How to get uncertainty/covariance in estimating the pose of ArUco marker - OpenCV


I am using OpenCV's cv2.aruco.estimatePoseSingleMarkers function to estimate the pose of an ArUco marker & it works well. However, I also want the uncertainty / covariance in the pose estimate.

Is there a way to achieve this?


Solution

  • I too have been searching for papers on uncertainty in pose. I have not been very successful, but have found several papers that theoretically examine issues around this... difficult to apply in practice. One paper even said something to the effect "nobody is thinking about error" LOL

    I just gave up on my literature search and am attempting the following approach:

    • Created a group of four ArUco tags in a square. This gives four estimates centered around a "group center". Get four poses and associated data (rvecs, tvecs)
    • Using cv2.projectPoints, find group center four different ways (from each pose). This gives 2D (pixel space) random error. Kind of useful - you can get an estimate of local pixel precision (mm/pixel).
    • Using 3D rotation/translation (i.e. build and use the 4×4 transformation matrix, which requires cv2.Rodrigues), find group center in camera spacefour different ways - I think this should give 3DOF (translational) random error. It does give mean±std of the group center location, from std one can get SE (standard error) -> propagate error if needed to other locations.
    • Finally, again using 3D rotation/translation, I projected the Z-axis of each pose into camera space. Unit Z gives pose direction cosines, and again, mean±std gives random error of orientation. This would be the other 3DOF (rotational) random error I hope...

    This is just random error, though. Now I'm thinking about how to include precision error... I usually fall back to "An Introduction to Error Analysis" by John R Taylor (the "Train Wreck" book)... he says

    ...For example, if you have to measure a clearly defined length l with a ruler graduated in millimeters, you might reasonably decide that the length could be read to the nearest millimeter but no better. Here, the uncertainty dl would be dl = 0.5mm...

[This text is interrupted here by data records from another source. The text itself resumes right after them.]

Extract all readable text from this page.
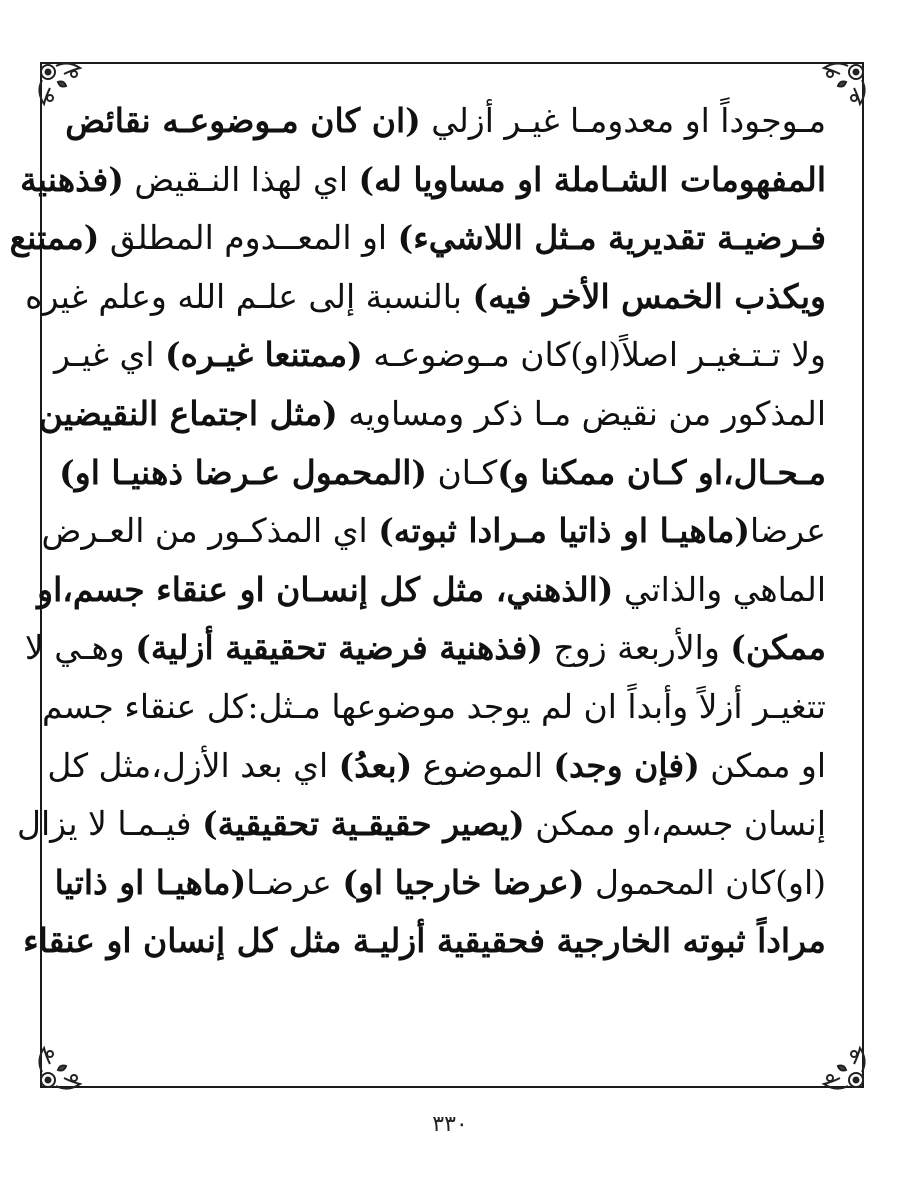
مـوجوداً او معدومـا غيـر أزلي (ان كان مـوضوعـه نقائض
المفهومات الشـاملة او مساويا له) اي لهذا النـقيض (فذهنية
فـرضيـة تقديرية مـثل اللاشيء) او المعــدوم المطلق (ممتنع
ويكذب الخمس الأخر فيه) بالنسبة إلى علـم الله وعلم غيره
ولا تـتـغيـر اصلاً(او)كان مـوضوعـه (ممتنعا غيـره) اي غيـر
المذكور من نقيض مـا ذكر ومساويه (مثل اجتماع النقيضين
مـحـال،او كـان ممكنا و)كـان (المحمول عـرضا ذهنيـا او)
عرضا(ماهيـا او ذاتيا مـرادا ثبوته) اي المذكـور من العـرض
الماهي والذاتي (الذهني، مثل كل إنسـان او عنقاء جسم،او
ممكن) والأربعة زوج (فذهنية فرضية تحقيقية أزلية) وهـي لا
تتغيـر أزلاً وأبداً ان لم يوجد موضوعها مـثل:كل عنقاء جسم
او ممكن (فإن وجد) الموضوع (بعدُ) اي بعد الأزل،مثل كل
إنسان جسم،او ممكن (يصير حقيقـية تحقيقية) فيـمـا لا يزال
(او)كان المحمول (عرضا خارجيا او) عرضـا(ماهيـا او ذاتيا
مراداً ثبوته الخارجية فحقيقية أزليـة مثل كل إنسان او عنقاء
٣٣٠
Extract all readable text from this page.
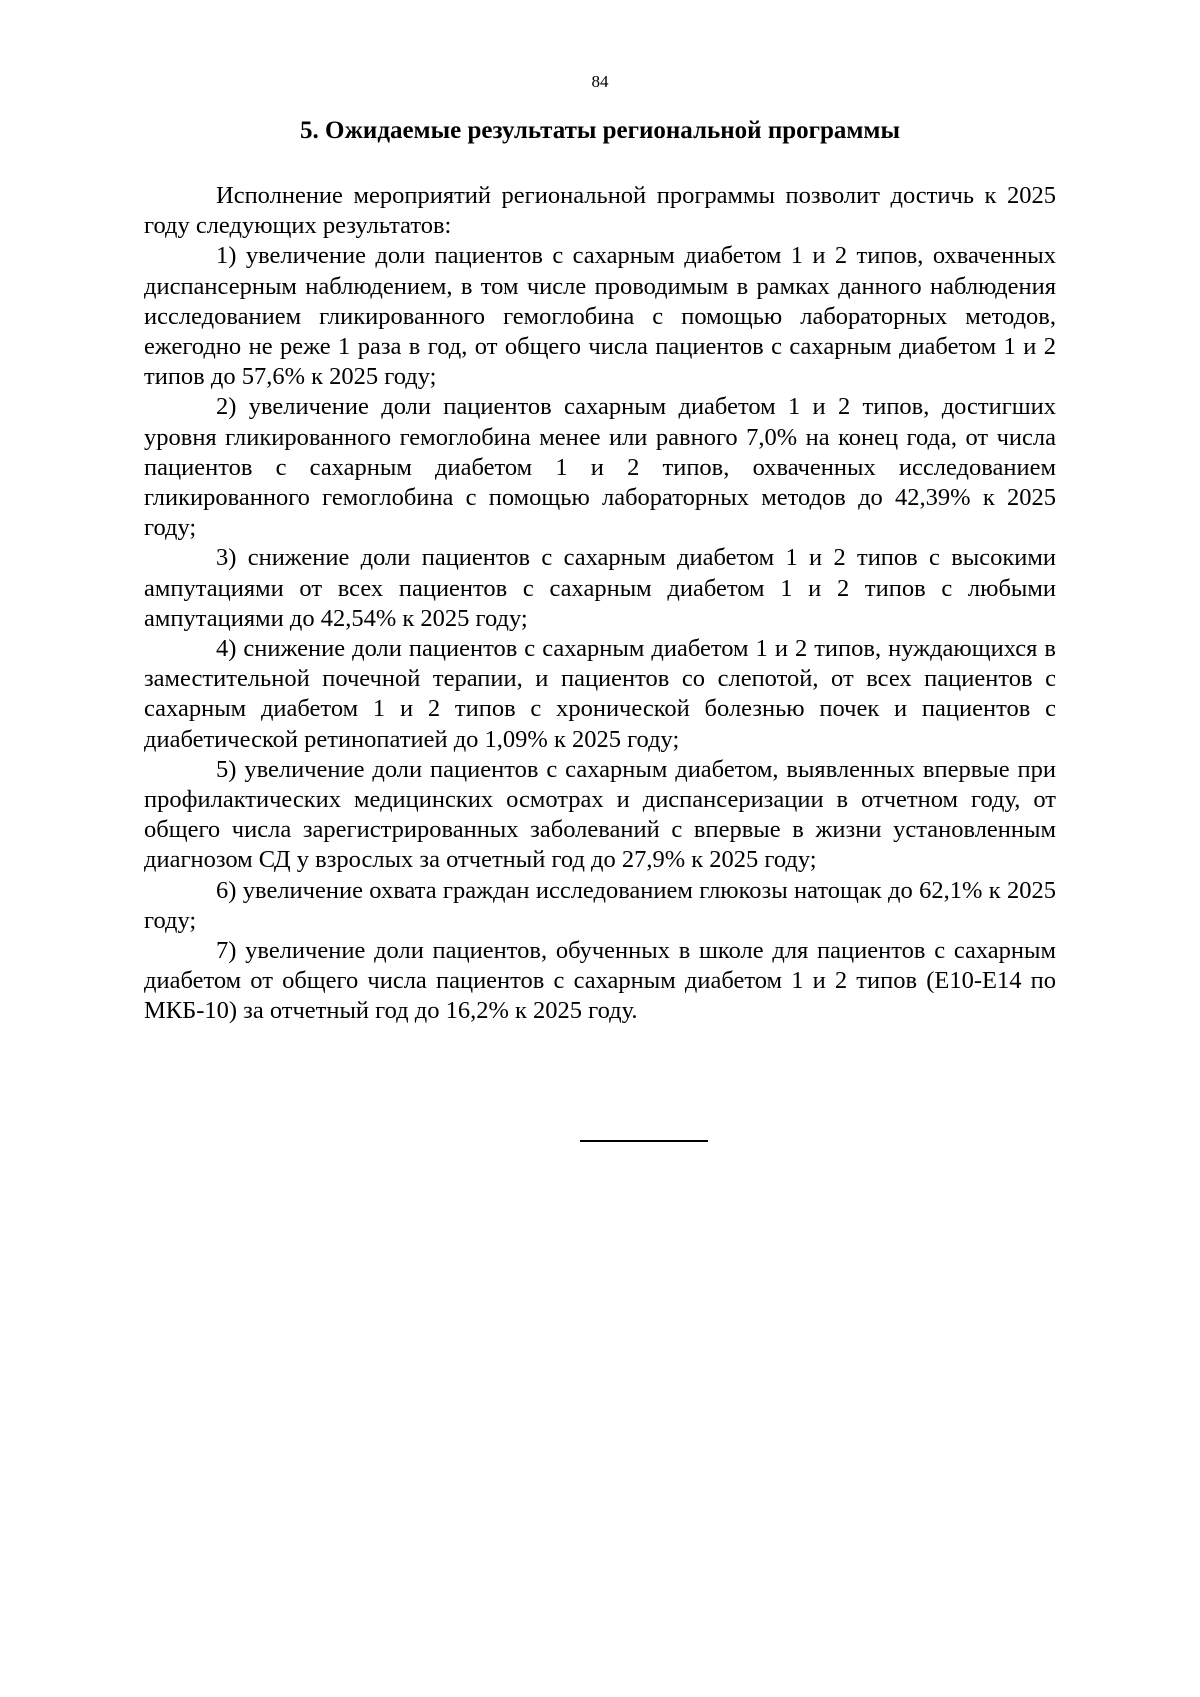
84
5. Ожидаемые результаты региональной программы

Исполнение мероприятий региональной программы позволит достичь к 2025 году следующих результатов:

1) увеличение доли пациентов с сахарным диабетом 1 и 2 типов, охваченных диспансерным наблюдением, в том числе проводимым в рамках данного наблюдения исследованием гликированного гемоглобина с помощью лабораторных методов, ежегодно не реже 1 раза в год, от общего числа пациентов с сахарным диабетом 1 и 2 типов до 57,6% к 2025 году;

2) увеличение доли пациентов сахарным диабетом 1 и 2 типов, достигших уровня гликированного гемоглобина менее или равного 7,0% на конец года, от числа пациентов с сахарным диабетом 1 и 2 типов, охваченных исследованием гликированного гемоглобина с помощью лабораторных методов до 42,39% к 2025 году;

3) снижение доли пациентов с сахарным диабетом 1 и 2 типов с высокими ампутациями от всех пациентов с сахарным диабетом 1 и 2 типов с любыми ампутациями до 42,54% к 2025 году;

4) снижение доли пациентов с сахарным диабетом 1 и 2 типов, нуждающихся в заместительной почечной терапии, и пациентов со слепотой, от всех пациентов с сахарным диабетом 1 и 2 типов с хронической болезнью почек и пациентов с диабетической ретинопатией до 1,09% к 2025 году;

5) увеличение доли пациентов с сахарным диабетом, выявленных впервые при профилактических медицинских осмотрах и диспансеризации в отчетном году, от общего числа зарегистрированных заболеваний с впервые в жизни установленным диагнозом СД у взрослых за отчетный год до 27,9% к 2025 году;

6) увеличение охвата граждан исследованием глюкозы натощак до 62,1% к 2025 году;

7) увеличение доли пациентов, обученных в школе для пациентов с сахарным диабетом от общего числа пациентов с сахарным диабетом 1 и 2 типов (Е10-Е14 по МКБ-10) за отчетный год до 16,2% к 2025 году.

    Using the same (I think?) reasoning, I forgo subpixel refining and am going to begin a pixel precision estimate assuming pixel precision error is half a pixel. But surely there is someone smarter who can correct this? Donno.

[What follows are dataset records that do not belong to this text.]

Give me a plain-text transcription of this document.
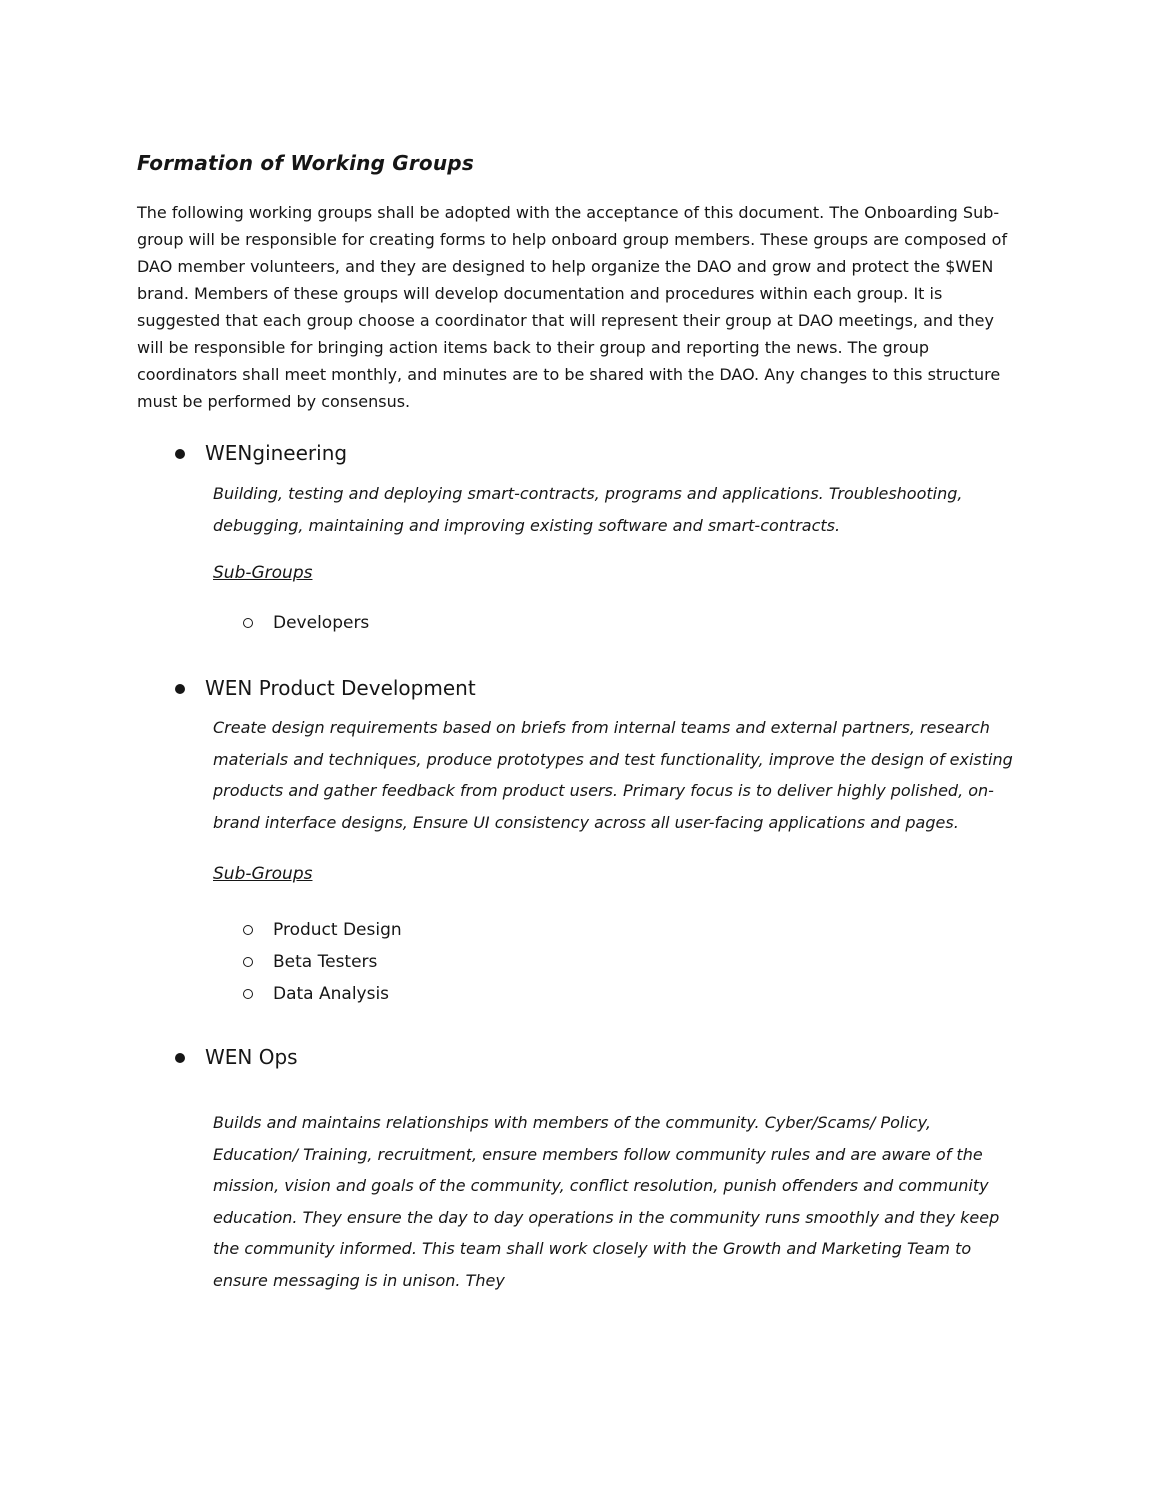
Formation of Working Groups

The following working groups shall be adopted with the acceptance of this document. The Onboarding Sub-group will be responsible for creating forms to help onboard group members. These groups are composed of DAO member volunteers, and they are designed to help organize the DAO and grow and protect the $WEN brand. Members of these groups will develop documentation and procedures within each group. It is suggested that each group choose a coordinator that will represent their group at DAO meetings, and they will be responsible for bringing action items back to their group and reporting the news. The group coordinators shall meet monthly, and minutes are to be shared with the DAO. Any changes to this structure must be performed by consensus.

WENgineering

Building, testing and deploying smart-contracts, programs and applications. Troubleshooting, debugging, maintaining and improving existing software and smart-contracts.

Sub-Groups

Developers
WEN Product Development

Create design requirements based on briefs from internal teams and external partners, research materials and techniques, produce prototypes and test functionality, improve the design of existing products and gather feedback from product users. Primary focus is to deliver highly polished, on-brand interface designs, Ensure UI consistency across all user-facing applications and pages.

Sub-Groups

Product Design
Beta Testers
Data Analysis
WEN Ops

Builds and maintains relationships with members of the community. Cyber/Scams/ Policy, Education/ Training, recruitment, ensure members follow community rules and are aware of the mission, vision and goals of the community, conflict resolution, punish offenders and community education. They ensure the day to day operations in the community runs smoothly and they keep the community informed. This team shall work closely with the Growth and Marketing Team to ensure messaging is in unison. They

    I will update this as I progress...

    Edit: a couple more thoughts.

    • cv.estimatePoseBoard of course does this too - which I think I read gives an "improved" estimate... but it doesn't return any uncertainty info! What a loss.
    • Once one has pose uncertainty, well, then you probably have to get it out to some other position. Franaszek and Cheok at NIST have published "Propagation of orientation uncertainty of 3D rigid object to its points" (I can't remember where I found the PDF) on how to do this - I haven't thoroughly incorporated this work into mine yet but it seems like (?) it would be useful for projecting uncertainty onto other parts of a rigid body on which the pose has been obtained.